The above are only the preferred embodiments of the present invention, which does not limit the scope of patent protection of the present invention. Any equivalent structural transformations made by using the description and drawings of the present invention are directly or indirectly used in other related technical fields. The same reason is included in the protection scope of the present invention.

Claims

A collision mechanism is provided on an inner shell of a cleaning appliance, and is characterized by comprising a collision plate, an elastic device and an induction device, the collision plate is a square collision plate, and the collision plate continuously surrounds the inner shell, the elastic The device is arranged on the inner shell and is connected with the collision plate, so that a gap is formed between the collision plate and the inner shell. The induction device comprises several sensors, which are respectively arranged on the edges of the inner shell and used to receive collision signals of the collision plate And transmit the signal to the control system of the cleaning appliance.
The collision mechanism according to claim 1, wherein the elastic device includes an elastic member and a moving member, the elastic member is fixed on the inner shell, the moving member is fixed on the elastic member, and the collision plate A guide rod is provided, the guide rod being connected to the moving member, for transmitting the force on the collision plate to the moving member, so that the moving member approaches or moves away from the elastic member to compress or stretch the elastic member.
The collision mechanism according to claim 2, wherein the elastic member includes two springs, the moving member includes two moving blocks, the inner shell is provided with a mounting groove, and the two springs are respectively fixed to the mounting On two opposite first sides of the groove, two moving blocks are respectively fixed at the free ends of the two springs, the guide rod is arranged between the two moving blocks, and the top ends of the two moving blocks abut the guide rod.
The collision mechanism according to claim 3, wherein a limiting groove is provided on the second side surface substantially perpendicular to the first side surface of the mounting groove, and the length direction of the limiting groove is consistent with the moving direction of the moving block, A limit bar is provided on the moving block, and the limit bar is inserted into the limit groove.

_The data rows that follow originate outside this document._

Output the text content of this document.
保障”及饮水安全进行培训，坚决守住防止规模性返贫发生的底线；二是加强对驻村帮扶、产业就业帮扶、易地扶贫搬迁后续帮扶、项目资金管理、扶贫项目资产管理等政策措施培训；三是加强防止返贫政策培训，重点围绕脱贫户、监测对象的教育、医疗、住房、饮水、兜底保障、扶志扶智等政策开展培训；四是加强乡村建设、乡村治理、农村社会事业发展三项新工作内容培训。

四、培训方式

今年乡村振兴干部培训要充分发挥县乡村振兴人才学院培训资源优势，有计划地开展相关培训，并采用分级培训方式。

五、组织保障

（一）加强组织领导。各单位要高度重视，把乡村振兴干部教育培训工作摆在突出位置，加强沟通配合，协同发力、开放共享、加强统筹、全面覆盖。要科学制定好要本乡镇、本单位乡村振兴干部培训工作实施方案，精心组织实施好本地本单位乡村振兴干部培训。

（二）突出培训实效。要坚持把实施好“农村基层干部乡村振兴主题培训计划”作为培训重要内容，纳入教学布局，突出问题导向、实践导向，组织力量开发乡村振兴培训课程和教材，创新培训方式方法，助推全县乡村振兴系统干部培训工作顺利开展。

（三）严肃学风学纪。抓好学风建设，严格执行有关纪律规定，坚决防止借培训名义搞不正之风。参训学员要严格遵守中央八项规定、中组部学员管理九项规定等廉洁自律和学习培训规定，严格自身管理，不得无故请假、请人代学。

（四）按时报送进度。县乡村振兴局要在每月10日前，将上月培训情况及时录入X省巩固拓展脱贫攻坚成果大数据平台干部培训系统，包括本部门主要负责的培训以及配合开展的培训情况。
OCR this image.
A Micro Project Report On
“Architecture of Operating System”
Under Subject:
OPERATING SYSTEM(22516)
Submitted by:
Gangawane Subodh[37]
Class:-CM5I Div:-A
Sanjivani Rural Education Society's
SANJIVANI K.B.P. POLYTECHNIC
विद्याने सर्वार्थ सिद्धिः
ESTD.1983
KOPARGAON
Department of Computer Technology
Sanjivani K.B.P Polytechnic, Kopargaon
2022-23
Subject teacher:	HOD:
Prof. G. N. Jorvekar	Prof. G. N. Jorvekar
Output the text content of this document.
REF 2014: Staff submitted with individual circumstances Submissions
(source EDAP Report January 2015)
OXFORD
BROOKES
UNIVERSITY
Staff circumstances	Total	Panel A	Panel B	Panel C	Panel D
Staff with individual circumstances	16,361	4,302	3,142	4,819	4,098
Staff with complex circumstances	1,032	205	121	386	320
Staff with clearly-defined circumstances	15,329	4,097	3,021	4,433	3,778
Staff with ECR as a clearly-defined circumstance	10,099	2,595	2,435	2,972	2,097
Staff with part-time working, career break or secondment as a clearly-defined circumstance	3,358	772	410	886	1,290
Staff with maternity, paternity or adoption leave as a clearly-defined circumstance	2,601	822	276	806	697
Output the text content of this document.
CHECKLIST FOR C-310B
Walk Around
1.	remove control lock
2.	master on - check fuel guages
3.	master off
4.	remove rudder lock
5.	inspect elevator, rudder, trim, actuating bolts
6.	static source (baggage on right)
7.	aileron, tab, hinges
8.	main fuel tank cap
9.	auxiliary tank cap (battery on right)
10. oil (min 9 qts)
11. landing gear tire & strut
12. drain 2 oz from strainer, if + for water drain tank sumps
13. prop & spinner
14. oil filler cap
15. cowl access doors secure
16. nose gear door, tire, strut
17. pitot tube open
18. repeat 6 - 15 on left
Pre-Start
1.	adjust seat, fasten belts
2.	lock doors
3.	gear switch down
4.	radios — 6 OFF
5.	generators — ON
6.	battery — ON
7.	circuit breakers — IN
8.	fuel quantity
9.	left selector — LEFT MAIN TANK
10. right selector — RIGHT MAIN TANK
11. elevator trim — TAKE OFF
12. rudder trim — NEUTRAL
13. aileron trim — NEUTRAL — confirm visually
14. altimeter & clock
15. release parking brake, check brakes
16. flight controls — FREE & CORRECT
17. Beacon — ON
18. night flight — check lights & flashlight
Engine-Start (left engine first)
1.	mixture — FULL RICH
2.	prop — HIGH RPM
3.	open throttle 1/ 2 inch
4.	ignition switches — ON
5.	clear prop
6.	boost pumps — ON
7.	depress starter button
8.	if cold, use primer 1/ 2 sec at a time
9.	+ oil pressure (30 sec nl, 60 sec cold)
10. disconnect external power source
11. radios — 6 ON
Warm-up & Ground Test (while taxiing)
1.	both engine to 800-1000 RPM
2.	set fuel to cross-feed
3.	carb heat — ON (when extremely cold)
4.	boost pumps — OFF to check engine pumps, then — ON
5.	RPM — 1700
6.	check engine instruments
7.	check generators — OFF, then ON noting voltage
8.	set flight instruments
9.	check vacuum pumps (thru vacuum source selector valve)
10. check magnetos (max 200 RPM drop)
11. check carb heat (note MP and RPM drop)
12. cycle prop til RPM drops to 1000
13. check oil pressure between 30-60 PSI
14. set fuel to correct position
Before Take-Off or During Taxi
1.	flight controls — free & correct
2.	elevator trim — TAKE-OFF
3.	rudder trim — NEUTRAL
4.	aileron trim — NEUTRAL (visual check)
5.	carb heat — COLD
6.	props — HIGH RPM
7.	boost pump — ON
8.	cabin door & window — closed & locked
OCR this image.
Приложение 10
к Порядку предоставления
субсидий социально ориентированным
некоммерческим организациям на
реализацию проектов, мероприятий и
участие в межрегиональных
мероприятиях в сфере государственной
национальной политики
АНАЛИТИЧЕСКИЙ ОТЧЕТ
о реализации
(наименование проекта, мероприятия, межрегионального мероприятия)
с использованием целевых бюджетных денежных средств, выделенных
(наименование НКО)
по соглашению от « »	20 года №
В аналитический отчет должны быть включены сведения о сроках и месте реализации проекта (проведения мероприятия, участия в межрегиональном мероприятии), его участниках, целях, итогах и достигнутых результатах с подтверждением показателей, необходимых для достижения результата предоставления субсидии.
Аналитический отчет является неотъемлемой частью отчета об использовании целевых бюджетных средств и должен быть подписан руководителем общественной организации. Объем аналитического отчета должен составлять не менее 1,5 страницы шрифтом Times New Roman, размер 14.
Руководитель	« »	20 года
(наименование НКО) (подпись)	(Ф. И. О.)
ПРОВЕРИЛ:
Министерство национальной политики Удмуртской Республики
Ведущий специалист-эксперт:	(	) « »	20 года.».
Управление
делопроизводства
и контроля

The collision mechanism according to any one of claims 2 to 4, wherein the elastic device further includes a shield, the shield is fixed to the inner shell, and covers the elastic member and at least part of the moving member inside.
The collision mechanism according to claim 5, wherein the elastic device includes two sets of elastic members and two sets of moving devices, and a set of elastic members and a set of moving devices are provided at the front and rear ends of the inner shell, respectively.
The collision mechanism according to claim 6, wherein the elastic device further comprises an elastic piece, the elastic piece is disposed on an end surface of the front end of the inner shell, and the free end of the elastic piece abuts against the inner wall of the collision plate for Keep the collision plate and the front end of the inner shell movable, and there is no gap between the collision plate and the rear end of the inner shell.
The collision mechanism according to claim 1 or 7, wherein the number of the sensors is six, and two are provided at the front end and the left and right ends of the inner shell, respectively, and each sensor has its own identification information, When the collision signal is transmitted, the self-identification information is transmitted to the control system together.
The collision mechanism according to claim 8, wherein the sensing device further comprises a trigger bracket, and the trigger bracket is rotatably provided on the inner shell for transmitting the collision signal of the collision plate to the sensor.
A mopping machine, characterized by comprising the collision mechanism according to any one of claims 1-9.